I’ve experienced similar issues after upgrading to PHP 7.3. It’s important to audit your theme and plugins for reliance on deprecated MySQL functions, which can cause errors. This was a major factor for us, especially with older WooCommerce versions. Establishing a staging environment for testing before changes is crucial; it allows you to troubleshoot without risking your live site. Additionally, ensure your memory limit in wp-config.php is adequately set, as PHP 7.3 may require more resources than previously.
PHP 7.3 breaks tons of older WordPress code and plugins. I went through this nightmare last year upgrading dozens of client sites.
Usually it’s deprecated functions, changed error handling, and outdated plugins that haven’t been updated.
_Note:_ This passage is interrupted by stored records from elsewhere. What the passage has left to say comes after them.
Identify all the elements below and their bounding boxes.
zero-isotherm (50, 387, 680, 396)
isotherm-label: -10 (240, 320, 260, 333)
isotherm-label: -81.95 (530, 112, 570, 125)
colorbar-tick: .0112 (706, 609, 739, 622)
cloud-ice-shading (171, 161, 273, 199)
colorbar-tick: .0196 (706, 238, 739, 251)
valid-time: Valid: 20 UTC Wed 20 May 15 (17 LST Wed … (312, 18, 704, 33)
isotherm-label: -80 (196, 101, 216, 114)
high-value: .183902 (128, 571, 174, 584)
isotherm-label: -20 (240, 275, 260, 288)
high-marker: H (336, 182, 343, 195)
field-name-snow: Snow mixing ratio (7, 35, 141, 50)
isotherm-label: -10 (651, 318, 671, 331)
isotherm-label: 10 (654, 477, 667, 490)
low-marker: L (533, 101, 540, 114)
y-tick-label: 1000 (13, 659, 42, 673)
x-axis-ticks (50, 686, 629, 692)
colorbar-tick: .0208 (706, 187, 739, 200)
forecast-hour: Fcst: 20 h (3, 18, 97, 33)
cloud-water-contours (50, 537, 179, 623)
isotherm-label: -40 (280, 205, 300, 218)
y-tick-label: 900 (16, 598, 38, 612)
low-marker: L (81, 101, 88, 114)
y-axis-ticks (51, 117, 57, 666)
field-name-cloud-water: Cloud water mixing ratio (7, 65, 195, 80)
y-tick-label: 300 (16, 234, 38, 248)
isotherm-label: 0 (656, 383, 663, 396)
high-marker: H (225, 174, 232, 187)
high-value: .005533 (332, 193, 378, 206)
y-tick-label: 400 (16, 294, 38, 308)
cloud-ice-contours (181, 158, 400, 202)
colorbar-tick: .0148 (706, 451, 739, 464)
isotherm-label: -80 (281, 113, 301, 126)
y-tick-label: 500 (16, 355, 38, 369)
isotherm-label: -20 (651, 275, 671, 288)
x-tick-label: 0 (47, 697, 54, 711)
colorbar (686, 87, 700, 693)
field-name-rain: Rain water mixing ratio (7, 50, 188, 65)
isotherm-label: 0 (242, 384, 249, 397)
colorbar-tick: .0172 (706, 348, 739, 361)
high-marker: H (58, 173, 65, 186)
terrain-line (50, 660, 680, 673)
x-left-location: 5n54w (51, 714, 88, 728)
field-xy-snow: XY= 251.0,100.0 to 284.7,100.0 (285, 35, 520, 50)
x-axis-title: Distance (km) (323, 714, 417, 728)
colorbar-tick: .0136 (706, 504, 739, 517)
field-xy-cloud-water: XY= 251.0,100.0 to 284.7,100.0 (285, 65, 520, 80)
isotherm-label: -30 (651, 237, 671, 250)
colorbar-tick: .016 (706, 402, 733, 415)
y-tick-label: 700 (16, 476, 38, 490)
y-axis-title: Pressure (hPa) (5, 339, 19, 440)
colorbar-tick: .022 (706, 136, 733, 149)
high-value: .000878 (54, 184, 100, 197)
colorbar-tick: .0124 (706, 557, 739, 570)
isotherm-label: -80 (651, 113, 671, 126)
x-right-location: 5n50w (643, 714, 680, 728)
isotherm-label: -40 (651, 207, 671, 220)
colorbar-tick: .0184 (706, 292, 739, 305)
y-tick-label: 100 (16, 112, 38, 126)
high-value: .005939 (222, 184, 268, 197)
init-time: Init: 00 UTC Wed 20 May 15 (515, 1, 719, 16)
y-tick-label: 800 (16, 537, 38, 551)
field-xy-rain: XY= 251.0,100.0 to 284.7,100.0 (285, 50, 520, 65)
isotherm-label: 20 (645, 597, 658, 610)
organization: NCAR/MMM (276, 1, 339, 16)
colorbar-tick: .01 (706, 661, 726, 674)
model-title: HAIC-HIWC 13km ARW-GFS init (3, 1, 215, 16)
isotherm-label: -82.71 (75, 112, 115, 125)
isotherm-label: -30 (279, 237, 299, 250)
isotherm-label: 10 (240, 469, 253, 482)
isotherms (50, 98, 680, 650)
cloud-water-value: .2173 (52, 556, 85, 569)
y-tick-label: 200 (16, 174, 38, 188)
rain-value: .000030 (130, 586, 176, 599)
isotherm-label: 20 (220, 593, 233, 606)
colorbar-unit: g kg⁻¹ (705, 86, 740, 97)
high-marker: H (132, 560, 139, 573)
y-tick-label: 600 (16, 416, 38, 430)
You’ll spend weeks debugging each issue manually.
I stopped fixing things piece by piece and automated the whole migration. Set up monitoring that checks site functions, rolls back problematic changes, and tests compatibility before deploying.
The automation handles plugin compatibility, database migrations, and creates staging environments for safe testing. Beats manually hunting down broken functions.
You can automate the entire WordPress upgrade workflow and skip these headaches. Check out https://latenode.com for setup.
PHP upgrades across multiple WordPress sites are a nightmare. Found this out when we had to upgrade 50+ client sites at once.
I got tired of fixing compatibility issues one by one, so I built an automated workflow instead. It checks compatibility before upgrading, watches for broken stuff after deployment, and rolls back automatically if something breaks.
The system also handles plugin updates, theme testing, and database migrations. Creates staging environments for each site, runs everything there first, then only pushes to production if it all works.
Saved us hundreds of hours vs manual debugging. You can build similar workflows without coding.
Check out https://latenode.com
I hit the same issues upgrading from PHP 5.6 to 7.3 on our WordPress sites. Check your error logs first - they’ll show you exactly what’s breaking. The main culprits I’ve seen are old themes using deprecated MySQL functions and plugins calling removed PHP functions like create_function(). PHP 7.3’s memory limit changes can also kill resource-heavy plugins that ran fine on 5.6. Disable all plugins and switch to a default theme, then turn them back on one at a time to find the problem. Make sure your WordPress version supports PHP 7.3 - anything before 4.7 won’t work. Turn on WP_DEBUG in wp-config.php to see which specific functions are failing.